Но чудо из чудес Версаля — сады! Узорно-строгие и многоводные сады Версаля, создание Ленотра и его соперника, не менее искусного Перро. Все сочеталось в них на радость избранным: чопорная симметрия, прихотливость, гений художника и щедрость природы. Сады Версаля, похожие на ряды зеленых комнат с паркетами-газонами и деревцами, подстриженными в виде кубов и шаров. Сады Версаля, разукрашенные, как бальные залы, статуями Жирардона, Ле Пюже, Куазво и Кусту. Сады Версаля, наполненные плеском фонтанов и запахами миндалей, жасминов, гранатов и лимонов из теплиц Мансара. Сады Версаля, внимавшие трагедиям Расина, шуткам Мольера и иезуитским нашептываниям Да Шеза и Ле Телье… Там в каждой аллее вспоминается милый образ Mademoiselle de Lavalli`ere[48] и цветущая красота Madame de Montespan[49]. Там на «Зеленом ковре» перед бассейном Латоны, «королевы лягушек», играла в мяч веселая герцогиня Бургундская с герцогом Нандомским, щеголявшим золотыми галунами своего роскошного камзола, синего на алой подкладке. Там в торжественные годовщины триста гребцов водили на Большом канале пестрые гондолы и всю ночь взрывались в небе разноцветные снопы огненных забав… Сады Версаля, боскеты с лабиринтами дорожек, обсаженных буксусом и карликовыми лиственницами: боскет, Королевы-Венеры, вдохновивший Лебрена, боскет Большой залы, где госпожа де Ментенон танцевала в паре с Mademoiselle de Blois[50], боскет Колоннады с перистилем, окружающим жирардоновскую Кору, боскет Короля, где в чащах Острова Любви собирались испытанные остроумцы около блестящей герцогини де Монтазье, госпожи Лафайетт и Mademoiselle Scuderi[51], боскеты, отмеченные нежными именами Звезды, Зеркала, Обелиска, Куполов, боскеты-Шахматы с аллеями каштанов и термами по рисунку Пуссена… Боскеты Версаля, причудливые коридоры листвы, нимфы, зефиры и дельфины бассейнов, белые богини на зелени садовых аркад, —
Regia Versaliarum… Вспоминать об искусстве Александра Бенуа и, следовательно, всего того круга художников, на которых несомненно оно повлияло, — потому что и Сомов, и Лансере, и Остроумова-Лебедева, и Бакст, и Борисов-Мусатов, и Судейкин, и Сапунов, отчасти, и многие другие заразились мечтой о европейских маскарадах XVII–XVIII столетий под влиянием Бенуа, — вспоминать о его живописи — значит вспомнить эту роскошь «большого века», этот навсегда отзвучавший праздник королевского Запада.

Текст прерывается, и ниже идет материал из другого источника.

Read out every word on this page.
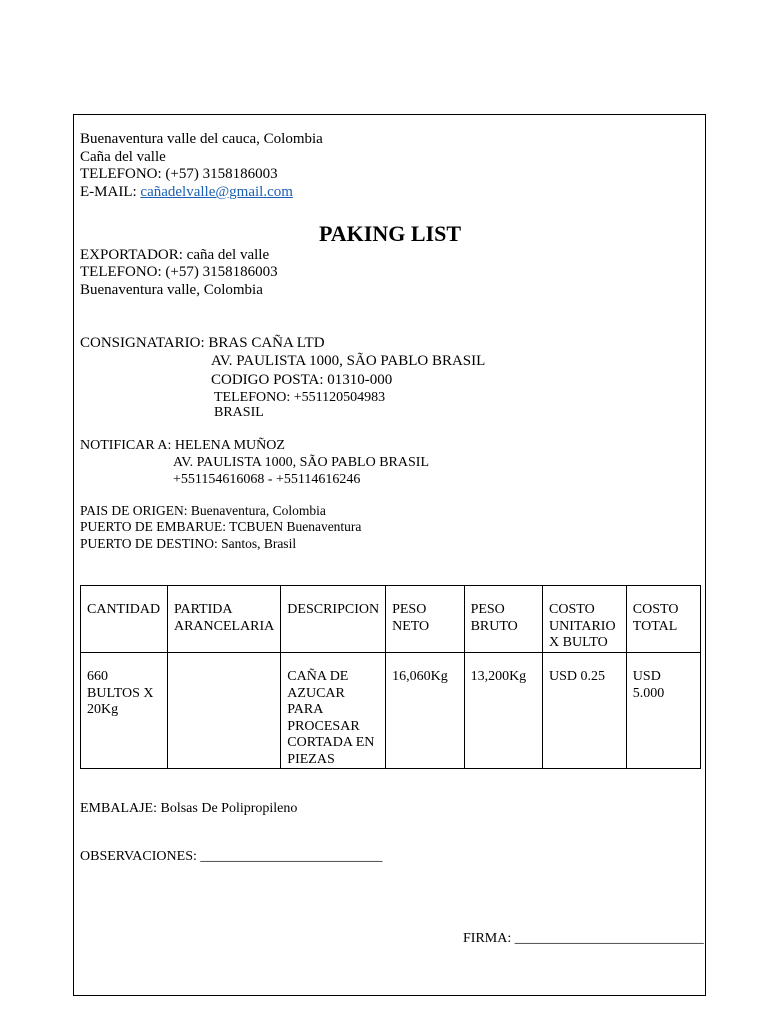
Buenaventura valle del cauca, Colombia
Caña del valle
TELEFONO: (+57) 3158186003
E-MAIL: cañadelvalle@gmail.com
PAKING LIST
EXPORTADOR: caña del valle
TELEFONO: (+57) 3158186003
Buenaventura valle, Colombia
CONSIGNATARIO: BRAS CAÑA LTD
AV. PAULISTA 1000, SÃO PABLO BRASIL
CODIGO POSTA: 01310-000
TELEFONO: +551120504983
BRASIL
NOTIFICAR A: HELENA MUÑOZ
AV. PAULISTA 1000, SÃO PABLO BRASIL
+551154616068 - +55114616246
PAIS DE ORIGEN: Buenaventura, Colombia
PUERTO DE EMBARUE: TCBUEN Buenaventura
PUERTO DE DESTINO: Santos, Brasil
CANTIDAD	PARTIDA ARANCELARIA	DESCRIPCION	PESO NETO	PESO BRUTO	COSTO UNITARIO X BULTO	COSTO TOTAL
660 BULTOS X 20Kg		CAÑA DE AZUCAR PARA PROCESAR CORTADA EN PIEZAS	16,060Kg	13,200Kg	USD 0.25	USD 5.000
EMBALAJE: Bolsas De Polipropileno
OBSERVACIONES: __________________________
FIRMA: ___________________________
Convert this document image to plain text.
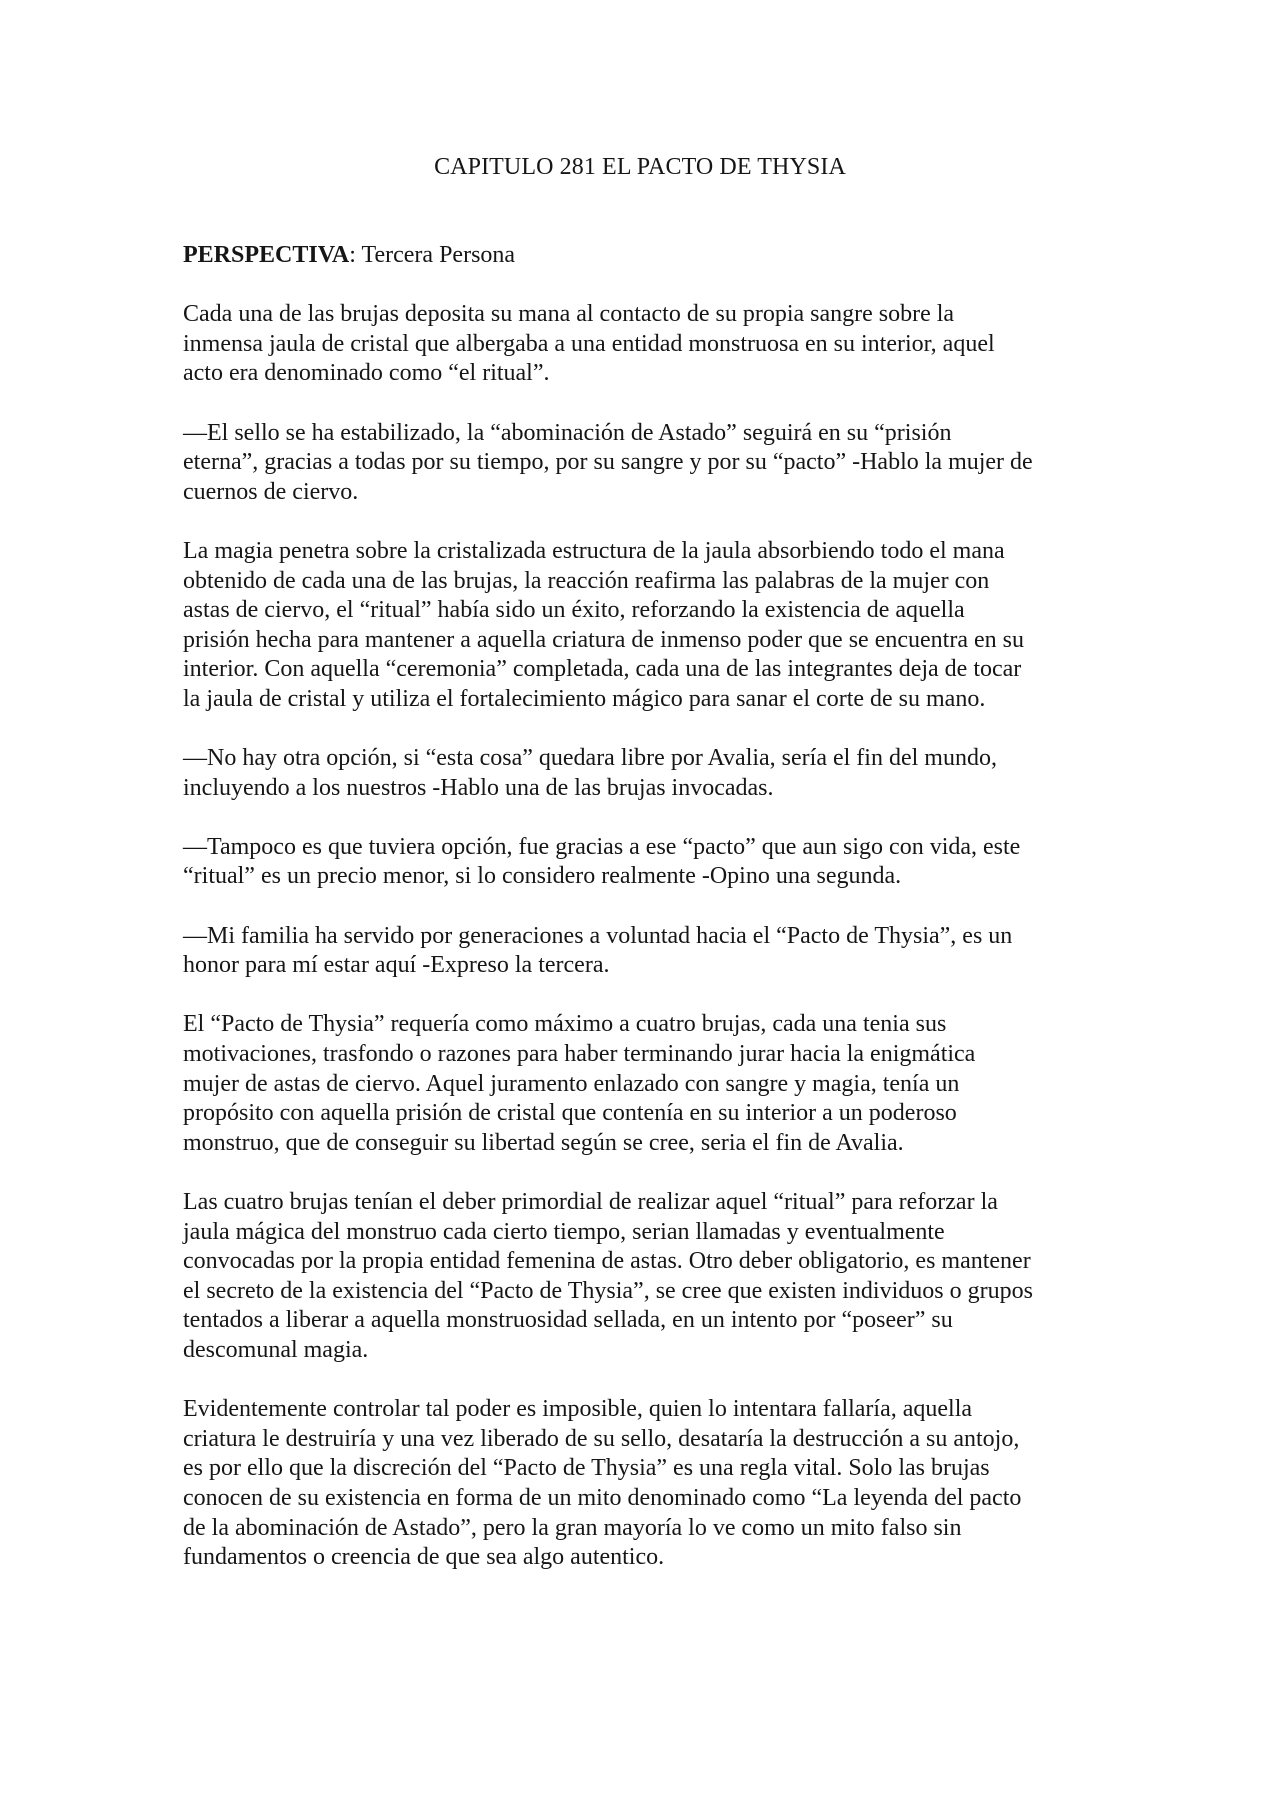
CAPITULO 281 EL PACTO DE THYSIA

PERSPECTIVA: Tercera Persona

Cada una de las brujas deposita su mana al contacto de su propia sangre sobre la
inmensa jaula de cristal que albergaba a una entidad monstruosa en su interior, aquel
acto era denominado como “el ritual”.

—El sello se ha estabilizado, la “abominación de Astado” seguirá en su “prisión
eterna”, gracias a todas por su tiempo, por su sangre y por su “pacto” -Hablo la mujer de
cuernos de ciervo.

La magia penetra sobre la cristalizada estructura de la jaula absorbiendo todo el mana
obtenido de cada una de las brujas, la reacción reafirma las palabras de la mujer con
astas de ciervo, el “ritual” había sido un éxito, reforzando la existencia de aquella
prisión hecha para mantener a aquella criatura de inmenso poder que se encuentra en su
interior. Con aquella “ceremonia” completada, cada una de las integrantes deja de tocar
la jaula de cristal y utiliza el fortalecimiento mágico para sanar el corte de su mano.

—No hay otra opción, si “esta cosa” quedara libre por Avalia, sería el fin del mundo,
incluyendo a los nuestros -Hablo una de las brujas invocadas.

—Tampoco es que tuviera opción, fue gracias a ese “pacto” que aun sigo con vida, este
“ritual” es un precio menor, si lo considero realmente -Opino una segunda.

—Mi familia ha servido por generaciones a voluntad hacia el “Pacto de Thysia”, es un
honor para mí estar aquí -Expreso la tercera.

El “Pacto de Thysia” requería como máximo a cuatro brujas, cada una tenia sus
motivaciones, trasfondo o razones para haber terminando jurar hacia la enigmática
mujer de astas de ciervo. Aquel juramento enlazado con sangre y magia, tenía un
propósito con aquella prisión de cristal que contenía en su interior a un poderoso
monstruo, que de conseguir su libertad según se cree, seria el fin de Avalia.

Las cuatro brujas tenían el deber primordial de realizar aquel “ritual” para reforzar la
jaula mágica del monstruo cada cierto tiempo, serian llamadas y eventualmente
convocadas por la propia entidad femenina de astas. Otro deber obligatorio, es mantener
el secreto de la existencia del “Pacto de Thysia”, se cree que existen individuos o grupos
tentados a liberar a aquella monstruosidad sellada, en un intento por “poseer” su
descomunal magia.

Evidentemente controlar tal poder es imposible, quien lo intentara fallaría, aquella
criatura le destruiría y una vez liberado de su sello, desataría la destrucción a su antojo,
es por ello que la discreción del “Pacto de Thysia” es una regla vital. Solo las brujas
conocen de su existencia en forma de un mito denominado como “La leyenda del pacto
de la abominación de Astado”, pero la gran mayoría lo ve como un mito falso sin
fundamentos o creencia de que sea algo autentico.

Александр Бенуа — художник Версаля. Это говорилось столько раз, что настаивать было бы излишне. Тем более что помимо «Версалей» Бенуа написал множество других пейзажей, и в них его дарование тонкого любителя природы выразилось не менее явственно. И все же незабываем именно Бенуа версальского цикла. Тут вопрос не в самих картинах, а в идеологии, породившей это художественное пристрастие. Бенуа, живописец Версаля, может быть и не значительнее как живописец, чем Бенуа, пишущий итальянские озера, или Петергоф, или крымское побережье. Главное тут не живопись, а мечта.